Algunos de mis alumnos comentaron en clase la apatía y desilusión que invade a algunos miembros de su generación. Mencionaron las crecientes tasas de suicidio alrededor del mundo: según estadísticas de la Organización Mundial de la Salud, el suicidio es una de las tres principales causas de muerte para hombres y mujeres entre los 15 y 44 años de edad. Me dejó qué pensar el analítico exabrupto de una jovencita: “¡es que a nuestra generación la pusieron en pausa!” Los programas de televisión, la música, y hasta sus maestros y padres les aconsejan despreocuparse y divertirse—ya vendrá luego la adultez. Pero posponer, o ponerse en suspenso, equivale a soltar el timón de la propia vida, y como resultado, los jóvenes no experimentan la felicidad, aunque estén distraídos y entretenidos.

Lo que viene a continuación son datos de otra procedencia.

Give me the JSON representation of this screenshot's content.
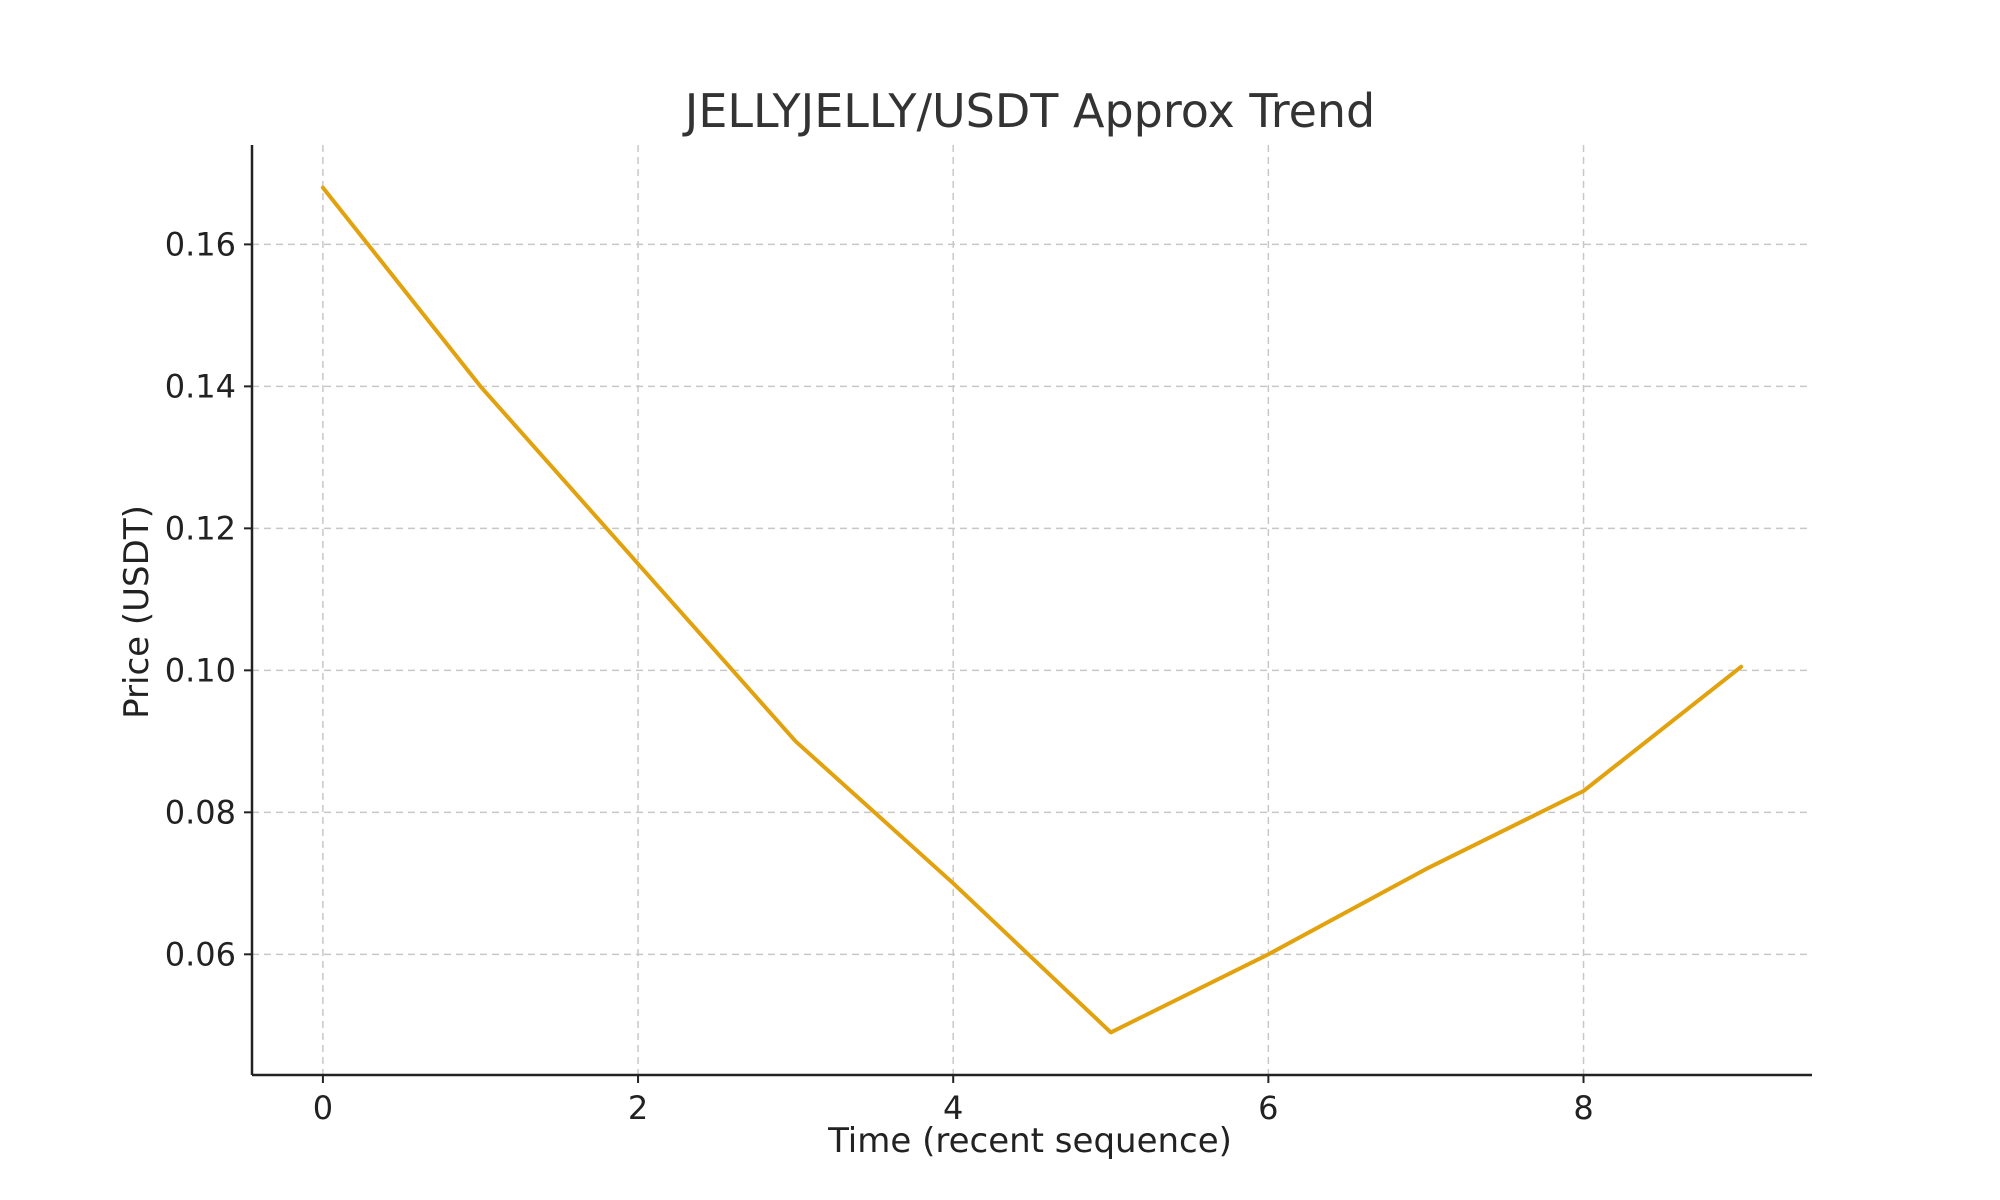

No se trata tampoco de corretear la felicidad, pues es elusiva. Aún así, décadas de investigaciones acerca del fenómeno nos permite comprender mejor cómo acceder a la felicidad. El investigador Arthur Brooks ha leído la mayor parte de esta literatura y destila la siguiente conclusión: “los científicos sociales atribuyen la felicidad a tres fuentes principales: genes, eventos y valores.” El trabajo de Brooks en este campo constituye una posible respuesta a las inquietudes que expresaron mis estudiantes.

Investigadores de la Universidad de Minnesota comprobaron el factor genético a través de un estudio que sigue las vidas de cientos de hermanos gemelos, separados al nacer y dados en adopción. A pesar de haber sido criados por padres diferentes, los científicos detectaron pares de gemelos más felices que otros. Concluyen que el 48 por ciento de la felicidad es determinada por la genética.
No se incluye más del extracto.